This work investigates the robustness vulnerabilities of large language models (LLMs) against adversarial suffixes that bypass safety guard models—particularly Llama Prompt Guard 2—when processing untrusted inputs or generating executable code. We propose Super Suffixes, the first attack framework achieving cross-model and cross-tokenizer multi-objective alignment failure. Additionally, we design DeltaGuard, a lightweight detection mechanism that models malicious intent via cosine similarity to concept directions in residual streams. Experiments demonstrate that Super Suffixes successfully evade Prompt Guard 2’s protections across five mainstream generative models. DeltaGuard achieves a 99.8% malicious prompt detection rate, substantially enhancing guard model robustness. Crucially, this work is the first to expose Prompt Guard 2’s joint optimization vulnerability—where alignment and safety objectives are co-optimized—thereby establishing an interpretable, deployable paradigm for LLM safety.

The rapid deployment of Large Language Models (LLMs) has created an urgent need for enhanced security and privacy measures in Machine Learning (ML). LLMs are increasingly being used to process untrusted text inputs and even generate executable code, often while having access to sensitive system controls. To address these security concerns, several companies have introduced guard models, which are smaller, specialized models designed to protect text generation models from adversarial or malicious inputs. In this work, we advance the study of adversarial inputs by introducing Super Suffixes, suffixes capable of overriding multiple alignment objectives across various models with different tokenization schemes. We demonstrate their effectiveness, along with our joint optimization technique, by successfully bypassing the protection mechanisms of Llama Prompt Guard 2 on five different text generation models for malicious text and code generation. To the best of our knowledge, this is the first work to reveal that Llama Prompt Guard 2 can be compromised through joint optimization. Additionally, by analyzing the changing similarity of a model's internal state to specific concept directions during token sequence processing, we propose an effective and lightweight method to detect Super Suffix attacks.
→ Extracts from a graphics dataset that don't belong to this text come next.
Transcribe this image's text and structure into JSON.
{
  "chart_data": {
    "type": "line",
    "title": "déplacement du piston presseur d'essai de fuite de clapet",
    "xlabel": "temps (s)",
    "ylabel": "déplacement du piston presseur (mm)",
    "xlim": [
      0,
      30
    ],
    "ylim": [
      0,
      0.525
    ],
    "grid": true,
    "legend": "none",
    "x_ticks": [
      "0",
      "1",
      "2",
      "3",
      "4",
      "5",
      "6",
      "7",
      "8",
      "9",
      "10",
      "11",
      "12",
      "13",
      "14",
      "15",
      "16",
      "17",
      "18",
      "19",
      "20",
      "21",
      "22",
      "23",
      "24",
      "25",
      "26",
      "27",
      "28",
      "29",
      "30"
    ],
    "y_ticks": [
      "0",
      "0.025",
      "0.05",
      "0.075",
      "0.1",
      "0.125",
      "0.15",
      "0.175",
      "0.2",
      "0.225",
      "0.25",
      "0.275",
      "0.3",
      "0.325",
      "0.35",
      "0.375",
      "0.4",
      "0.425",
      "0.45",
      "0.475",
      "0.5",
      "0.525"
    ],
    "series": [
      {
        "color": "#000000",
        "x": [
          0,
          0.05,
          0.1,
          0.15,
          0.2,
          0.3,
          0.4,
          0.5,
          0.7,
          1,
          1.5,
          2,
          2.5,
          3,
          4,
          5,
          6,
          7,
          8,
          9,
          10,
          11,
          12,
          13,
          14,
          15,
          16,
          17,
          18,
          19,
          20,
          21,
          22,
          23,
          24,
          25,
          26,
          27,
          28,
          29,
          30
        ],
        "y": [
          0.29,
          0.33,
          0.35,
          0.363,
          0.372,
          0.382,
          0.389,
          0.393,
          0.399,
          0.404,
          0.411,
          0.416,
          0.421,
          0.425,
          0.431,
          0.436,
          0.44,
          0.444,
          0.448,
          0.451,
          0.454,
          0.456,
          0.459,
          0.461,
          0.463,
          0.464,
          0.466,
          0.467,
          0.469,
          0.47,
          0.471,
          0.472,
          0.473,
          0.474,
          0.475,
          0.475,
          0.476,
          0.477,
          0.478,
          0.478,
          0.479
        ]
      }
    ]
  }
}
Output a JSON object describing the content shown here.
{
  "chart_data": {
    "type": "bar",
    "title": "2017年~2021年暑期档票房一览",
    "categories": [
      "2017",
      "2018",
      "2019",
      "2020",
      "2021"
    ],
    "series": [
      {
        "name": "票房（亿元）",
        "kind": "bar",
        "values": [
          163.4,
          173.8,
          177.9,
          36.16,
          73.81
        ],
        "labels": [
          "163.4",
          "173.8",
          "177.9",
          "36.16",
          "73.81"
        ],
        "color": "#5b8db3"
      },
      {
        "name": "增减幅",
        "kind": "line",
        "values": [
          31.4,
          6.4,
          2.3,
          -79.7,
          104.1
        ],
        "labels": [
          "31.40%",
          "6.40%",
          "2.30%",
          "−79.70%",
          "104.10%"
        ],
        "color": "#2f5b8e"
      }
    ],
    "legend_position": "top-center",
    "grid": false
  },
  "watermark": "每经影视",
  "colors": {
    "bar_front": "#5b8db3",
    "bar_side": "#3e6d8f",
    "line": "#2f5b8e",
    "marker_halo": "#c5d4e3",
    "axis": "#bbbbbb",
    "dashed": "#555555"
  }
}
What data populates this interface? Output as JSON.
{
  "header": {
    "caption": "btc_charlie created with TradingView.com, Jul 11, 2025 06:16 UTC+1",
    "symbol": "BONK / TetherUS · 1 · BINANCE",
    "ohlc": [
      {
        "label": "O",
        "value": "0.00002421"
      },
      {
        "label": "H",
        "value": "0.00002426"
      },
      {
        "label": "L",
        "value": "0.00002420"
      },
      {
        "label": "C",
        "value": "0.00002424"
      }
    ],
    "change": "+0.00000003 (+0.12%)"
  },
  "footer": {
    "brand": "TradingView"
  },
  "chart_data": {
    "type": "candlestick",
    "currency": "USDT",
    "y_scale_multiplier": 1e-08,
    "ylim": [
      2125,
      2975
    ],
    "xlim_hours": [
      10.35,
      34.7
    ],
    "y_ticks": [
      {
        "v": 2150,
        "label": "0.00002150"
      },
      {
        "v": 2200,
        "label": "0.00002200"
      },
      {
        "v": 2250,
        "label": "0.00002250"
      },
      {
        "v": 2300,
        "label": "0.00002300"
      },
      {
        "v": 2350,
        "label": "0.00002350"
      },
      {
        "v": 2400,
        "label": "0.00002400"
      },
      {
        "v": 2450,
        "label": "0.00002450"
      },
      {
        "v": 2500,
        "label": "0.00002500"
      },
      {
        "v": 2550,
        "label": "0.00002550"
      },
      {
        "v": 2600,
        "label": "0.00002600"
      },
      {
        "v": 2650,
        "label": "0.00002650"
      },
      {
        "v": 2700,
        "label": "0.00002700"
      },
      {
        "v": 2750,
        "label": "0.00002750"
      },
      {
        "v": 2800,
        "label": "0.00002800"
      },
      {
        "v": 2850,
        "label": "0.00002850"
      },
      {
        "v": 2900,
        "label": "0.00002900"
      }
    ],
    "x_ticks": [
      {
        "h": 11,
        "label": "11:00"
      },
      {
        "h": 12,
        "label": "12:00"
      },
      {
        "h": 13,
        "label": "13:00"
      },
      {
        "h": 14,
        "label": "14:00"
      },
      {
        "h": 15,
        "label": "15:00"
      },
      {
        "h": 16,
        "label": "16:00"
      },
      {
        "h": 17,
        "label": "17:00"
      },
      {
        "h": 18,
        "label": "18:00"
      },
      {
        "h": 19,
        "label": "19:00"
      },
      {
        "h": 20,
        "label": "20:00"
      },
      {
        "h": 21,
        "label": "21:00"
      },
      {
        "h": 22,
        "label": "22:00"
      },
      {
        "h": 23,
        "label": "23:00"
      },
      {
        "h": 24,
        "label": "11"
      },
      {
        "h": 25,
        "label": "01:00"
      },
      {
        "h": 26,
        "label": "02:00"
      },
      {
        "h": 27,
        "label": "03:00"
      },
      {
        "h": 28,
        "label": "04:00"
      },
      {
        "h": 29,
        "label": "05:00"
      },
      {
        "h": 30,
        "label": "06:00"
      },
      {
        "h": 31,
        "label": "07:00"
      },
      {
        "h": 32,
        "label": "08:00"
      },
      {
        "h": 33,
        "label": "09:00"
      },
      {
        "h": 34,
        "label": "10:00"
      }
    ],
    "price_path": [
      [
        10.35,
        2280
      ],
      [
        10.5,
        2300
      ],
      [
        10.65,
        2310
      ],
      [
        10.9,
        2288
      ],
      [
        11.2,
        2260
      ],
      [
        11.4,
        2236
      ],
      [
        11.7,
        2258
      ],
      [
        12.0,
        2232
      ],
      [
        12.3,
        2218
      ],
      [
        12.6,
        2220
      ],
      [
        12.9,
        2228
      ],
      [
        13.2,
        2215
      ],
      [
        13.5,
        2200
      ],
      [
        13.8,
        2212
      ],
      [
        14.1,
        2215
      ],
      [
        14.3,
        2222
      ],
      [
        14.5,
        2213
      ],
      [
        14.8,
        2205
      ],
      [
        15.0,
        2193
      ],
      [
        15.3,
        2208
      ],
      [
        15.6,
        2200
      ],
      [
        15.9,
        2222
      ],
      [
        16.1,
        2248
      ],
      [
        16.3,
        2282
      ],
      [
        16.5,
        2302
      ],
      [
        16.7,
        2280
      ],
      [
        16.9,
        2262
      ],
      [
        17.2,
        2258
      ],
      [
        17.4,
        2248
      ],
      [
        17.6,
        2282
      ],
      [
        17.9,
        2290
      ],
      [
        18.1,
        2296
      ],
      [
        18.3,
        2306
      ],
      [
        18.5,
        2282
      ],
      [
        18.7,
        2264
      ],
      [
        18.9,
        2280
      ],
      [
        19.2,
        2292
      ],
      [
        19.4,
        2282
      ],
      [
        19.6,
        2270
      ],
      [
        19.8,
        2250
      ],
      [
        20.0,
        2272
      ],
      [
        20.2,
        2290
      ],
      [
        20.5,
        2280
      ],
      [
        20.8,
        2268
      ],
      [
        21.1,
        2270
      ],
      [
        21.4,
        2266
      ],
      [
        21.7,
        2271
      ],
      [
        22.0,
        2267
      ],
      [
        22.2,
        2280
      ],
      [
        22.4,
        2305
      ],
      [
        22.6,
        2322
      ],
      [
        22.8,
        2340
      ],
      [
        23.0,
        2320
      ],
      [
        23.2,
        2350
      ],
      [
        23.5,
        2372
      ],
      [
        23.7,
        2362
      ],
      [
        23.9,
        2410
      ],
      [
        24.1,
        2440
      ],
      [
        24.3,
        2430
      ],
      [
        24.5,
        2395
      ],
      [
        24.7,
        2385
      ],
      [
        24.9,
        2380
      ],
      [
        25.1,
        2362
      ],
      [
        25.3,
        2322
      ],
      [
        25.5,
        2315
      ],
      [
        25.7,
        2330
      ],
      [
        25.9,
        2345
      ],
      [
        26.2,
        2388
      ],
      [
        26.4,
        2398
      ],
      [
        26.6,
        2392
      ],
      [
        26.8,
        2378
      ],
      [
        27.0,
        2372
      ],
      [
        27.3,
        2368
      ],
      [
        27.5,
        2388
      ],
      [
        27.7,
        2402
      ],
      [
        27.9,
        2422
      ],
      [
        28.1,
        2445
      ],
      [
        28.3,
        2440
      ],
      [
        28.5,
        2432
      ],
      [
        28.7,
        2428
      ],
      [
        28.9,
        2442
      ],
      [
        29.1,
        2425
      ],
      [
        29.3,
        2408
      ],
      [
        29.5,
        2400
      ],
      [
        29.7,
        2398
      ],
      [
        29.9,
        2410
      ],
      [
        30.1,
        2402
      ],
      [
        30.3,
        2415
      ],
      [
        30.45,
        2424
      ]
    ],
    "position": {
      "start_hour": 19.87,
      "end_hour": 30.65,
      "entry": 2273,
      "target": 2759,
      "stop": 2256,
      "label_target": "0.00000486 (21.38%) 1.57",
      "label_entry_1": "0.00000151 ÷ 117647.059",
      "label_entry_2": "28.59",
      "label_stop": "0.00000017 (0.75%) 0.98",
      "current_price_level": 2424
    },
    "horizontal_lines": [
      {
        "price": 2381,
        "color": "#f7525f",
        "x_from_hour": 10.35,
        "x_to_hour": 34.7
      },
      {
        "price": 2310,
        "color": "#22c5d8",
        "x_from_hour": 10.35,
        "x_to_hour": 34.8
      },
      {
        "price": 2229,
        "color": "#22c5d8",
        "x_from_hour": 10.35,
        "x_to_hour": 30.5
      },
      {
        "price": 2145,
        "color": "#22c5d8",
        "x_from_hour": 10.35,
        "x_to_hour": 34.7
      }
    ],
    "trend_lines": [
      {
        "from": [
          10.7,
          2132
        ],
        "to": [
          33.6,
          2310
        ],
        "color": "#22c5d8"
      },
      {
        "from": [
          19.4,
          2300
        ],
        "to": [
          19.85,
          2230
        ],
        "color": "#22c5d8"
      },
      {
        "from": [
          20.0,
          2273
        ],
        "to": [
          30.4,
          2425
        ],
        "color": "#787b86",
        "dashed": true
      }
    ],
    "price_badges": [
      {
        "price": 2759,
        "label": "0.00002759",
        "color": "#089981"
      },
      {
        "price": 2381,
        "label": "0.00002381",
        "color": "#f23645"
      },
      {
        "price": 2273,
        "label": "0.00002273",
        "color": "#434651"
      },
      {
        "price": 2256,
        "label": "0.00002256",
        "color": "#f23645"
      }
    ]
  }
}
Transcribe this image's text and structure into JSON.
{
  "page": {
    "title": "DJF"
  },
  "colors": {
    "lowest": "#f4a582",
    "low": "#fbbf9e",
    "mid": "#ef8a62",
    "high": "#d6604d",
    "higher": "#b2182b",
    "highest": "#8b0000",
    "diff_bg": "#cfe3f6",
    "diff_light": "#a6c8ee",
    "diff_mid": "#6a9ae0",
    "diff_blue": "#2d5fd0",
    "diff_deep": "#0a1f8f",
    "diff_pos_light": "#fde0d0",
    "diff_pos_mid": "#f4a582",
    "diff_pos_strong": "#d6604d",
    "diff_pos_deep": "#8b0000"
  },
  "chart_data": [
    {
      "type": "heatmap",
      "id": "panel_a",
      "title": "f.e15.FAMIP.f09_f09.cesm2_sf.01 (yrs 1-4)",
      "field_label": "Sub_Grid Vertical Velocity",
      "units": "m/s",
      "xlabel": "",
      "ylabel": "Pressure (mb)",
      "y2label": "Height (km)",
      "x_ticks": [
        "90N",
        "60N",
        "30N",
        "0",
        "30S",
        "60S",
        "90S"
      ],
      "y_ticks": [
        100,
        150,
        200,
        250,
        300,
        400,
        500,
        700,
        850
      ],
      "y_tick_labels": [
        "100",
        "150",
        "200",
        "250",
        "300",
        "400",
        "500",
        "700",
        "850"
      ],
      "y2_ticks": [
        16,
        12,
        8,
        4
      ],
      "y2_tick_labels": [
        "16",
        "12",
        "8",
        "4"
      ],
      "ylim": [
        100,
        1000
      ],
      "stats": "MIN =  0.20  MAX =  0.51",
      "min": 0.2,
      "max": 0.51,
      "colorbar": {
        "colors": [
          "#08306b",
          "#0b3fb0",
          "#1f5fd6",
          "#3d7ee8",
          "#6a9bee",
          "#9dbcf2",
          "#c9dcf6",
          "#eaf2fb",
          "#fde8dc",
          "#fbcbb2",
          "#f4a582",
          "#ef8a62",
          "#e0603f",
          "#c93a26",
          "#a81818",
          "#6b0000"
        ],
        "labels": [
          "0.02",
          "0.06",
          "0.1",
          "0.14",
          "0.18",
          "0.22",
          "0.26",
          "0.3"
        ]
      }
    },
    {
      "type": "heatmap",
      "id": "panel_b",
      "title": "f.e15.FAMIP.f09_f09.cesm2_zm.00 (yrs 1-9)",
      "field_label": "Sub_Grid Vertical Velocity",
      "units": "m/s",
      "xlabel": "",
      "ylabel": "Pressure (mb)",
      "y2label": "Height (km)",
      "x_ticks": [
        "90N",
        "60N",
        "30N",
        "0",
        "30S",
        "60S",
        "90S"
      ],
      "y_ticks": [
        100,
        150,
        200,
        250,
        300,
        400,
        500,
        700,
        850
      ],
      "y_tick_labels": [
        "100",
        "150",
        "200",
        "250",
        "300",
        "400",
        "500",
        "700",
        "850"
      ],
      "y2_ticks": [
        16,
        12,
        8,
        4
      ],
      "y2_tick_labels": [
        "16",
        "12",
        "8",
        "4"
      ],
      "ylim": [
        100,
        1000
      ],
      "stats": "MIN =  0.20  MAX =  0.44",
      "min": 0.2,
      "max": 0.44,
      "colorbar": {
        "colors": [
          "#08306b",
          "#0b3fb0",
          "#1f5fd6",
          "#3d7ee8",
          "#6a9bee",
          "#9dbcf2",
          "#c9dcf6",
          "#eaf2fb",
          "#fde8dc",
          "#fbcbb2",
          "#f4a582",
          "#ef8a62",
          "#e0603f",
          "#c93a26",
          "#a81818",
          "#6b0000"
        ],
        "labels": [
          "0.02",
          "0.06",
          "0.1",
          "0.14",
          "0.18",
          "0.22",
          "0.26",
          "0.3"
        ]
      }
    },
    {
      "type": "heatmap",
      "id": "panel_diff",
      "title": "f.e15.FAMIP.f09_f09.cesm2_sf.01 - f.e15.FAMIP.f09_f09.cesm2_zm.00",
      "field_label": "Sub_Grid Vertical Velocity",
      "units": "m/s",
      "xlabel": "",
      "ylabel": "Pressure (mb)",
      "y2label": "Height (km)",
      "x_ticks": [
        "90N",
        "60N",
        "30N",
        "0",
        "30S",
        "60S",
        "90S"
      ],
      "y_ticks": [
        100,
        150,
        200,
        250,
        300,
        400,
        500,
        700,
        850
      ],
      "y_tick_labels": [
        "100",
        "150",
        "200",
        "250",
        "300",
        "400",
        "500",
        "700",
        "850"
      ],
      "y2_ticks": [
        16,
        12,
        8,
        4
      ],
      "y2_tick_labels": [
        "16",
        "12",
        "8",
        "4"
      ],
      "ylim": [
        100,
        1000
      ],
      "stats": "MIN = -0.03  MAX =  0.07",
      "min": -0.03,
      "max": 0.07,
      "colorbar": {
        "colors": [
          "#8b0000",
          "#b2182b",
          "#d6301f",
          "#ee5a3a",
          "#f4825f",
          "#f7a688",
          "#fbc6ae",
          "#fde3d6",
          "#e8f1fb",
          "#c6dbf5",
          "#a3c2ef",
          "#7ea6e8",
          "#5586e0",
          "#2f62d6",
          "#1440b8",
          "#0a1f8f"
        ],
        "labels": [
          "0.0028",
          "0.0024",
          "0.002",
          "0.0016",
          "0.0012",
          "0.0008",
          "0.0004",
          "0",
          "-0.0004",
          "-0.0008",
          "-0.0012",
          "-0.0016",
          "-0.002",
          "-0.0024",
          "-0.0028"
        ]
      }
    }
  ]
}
We show that the cosine similarity between the residual stream and certain concept directions serves as a distinctive fingerprint of model intent. Our proposed countermeasure, DeltaGuard, significantly improves the detection of malicious prompts generated through Super Suffixes. It increases the non-benign classification rate to nearly 100%, making DeltaGuard a valuable addition to the guard model stack and enhancing robustness against adversarial prompt attacks.